Interactive Investor

Learning from Lauren

Richard Beddard
Publish date: Tue, 28 Feb 2012, 11:48 AM

Celebrity insights into French Connection

I was brushed by celebrity on Thursday, but I’ve calmed down now. The catalyst was a blog I’d written on French Connection and whether its recent difficulties making a profit are because the high street is unfashionable or its clothes are (or indeed, both).

We know the high street is unfashionable, with increasing numbers of people preferring to shop out of town and out of body (i.e. on the Internet) and I proposed using What I Wore Today, a site that allows people to show off what they’re wearing and where they bought it, as a means of gauging the French Connection Brand.

The result was inconclusive, although longer term monitoring of What I Wore Today might yield some interesting results. But arch-networker and financial anlayst Steve Baines tweeted:

Impressed to see @RichardBeddard is using @PoppyD‘s @WIWT for investment research: http://t.co/jn45lkC3

He added:

I think sourcing information from non-financial market sources is one of the key ways of generating superior investment returns over time.

Which is an interesting perspective, I think it might be important, but the cold hard numbers are more important.

@PoppyD is Poppy Dinsey, who founded the site. and Lauren Laverne is the radio 6 Music DJ who introduced me to Poppy Dinsey on her morning show, one of only two radio broadcasts I listen to regularly, the other being Today.

So imagine my delight when Poppy and Lauren began tweeting about French Connection. Delight because I could brag to my kids about my new-found celebrity contacts (the eldest gets a surprising amount of satisfaction cadging retweets from celebrities) but also because I’d expended my pool of research to somebody at the heart of high street fashion and somebody closely connected to the celebrity culture that often drives it. This is what they said:

PD: Interesting piece by @richardbeddard. I think French Connection is one of the few brands I’ve never owned/worn http://blog.iii.co.uk/kicking-french-connections-tyres/

LL @PoppyD @richardbeddard V interesting! I think FC coats are particularly strong, actually, but the daywear not so much.

PD: @RichardBeddard Really interesting. I think “high end high street” really suffers. Nobody wants to spend that much on non-designer

PD: @RichardBeddard People want super fast fashion on the cheap…or high end investment pieces. French Connection sits awkwardly in the middle.

PD: @laurenlaverne @richardbeddard I always like their Xmas party dresses, but it’s just an awkward price point. (And I’m massively tight)

LL: @PoppyD @richardbeddard Good statement pieces, majority of stuff a bit too Karen Millen, though. Could be great!

Their followers agreed.

So what have I learned from my brush with fame?

They confirmed what the fashionable, young writers at Moneywise Magazine told me when I first started looking at French Connection years ago. The clothes are quite nice, but they’re generally too expensive. They buy them sometimes, when they’re on sale.

Poppy Dinsey’s observation that high-end high-street really suffers reminds me I tend to lump the whole of the high street together. Companies like Next are doing so well operationally they take what I consider to be'' risks with their finances, buying back shares rather than saving cash.'' French Connection is awash with cash, but then, it’s struggling to make a profit so arguably the cash is required as a buffer against potential losses and not a luxury investors can take for granted.
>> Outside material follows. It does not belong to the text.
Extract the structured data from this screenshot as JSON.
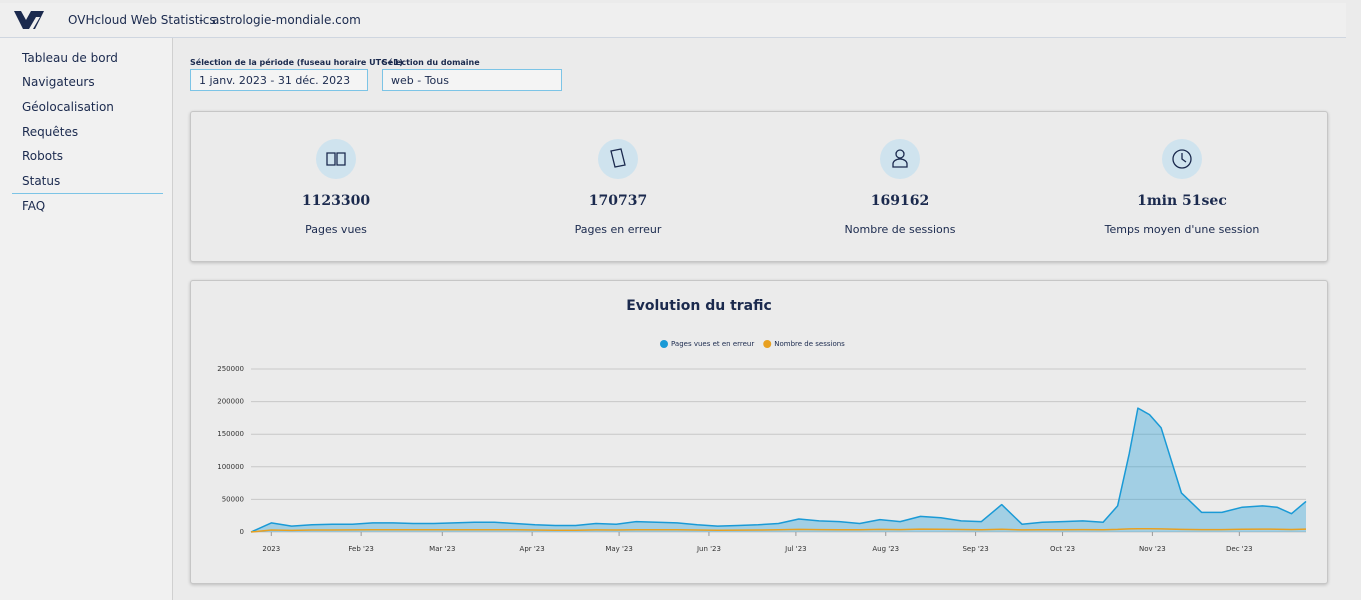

Companies like French Connection are doomed to struggle in recessions as their customers shift downmarket but they still have to pay the rent.

As to which is the better long-term investment, it’s a tough one. Next has been successful so long, it’s seems almost inconceivable it will stumble. French Connection has been struggling so long (though not as long!) it’s difficult to conceive of a recovery.

However hard it is to believe these things, that is what the Thrifty 30‘s holding in French Connection, but not in Next, implies. Next will stumble (more accurately, the risk of Next stumbling, and the extent to which the shares would fall in value if it did, is sufficiently large I don’t want to chance an investment), and French Connection will recover, probably.

I’ve got to explain why, when French Connection publishes its annual report later in the spring.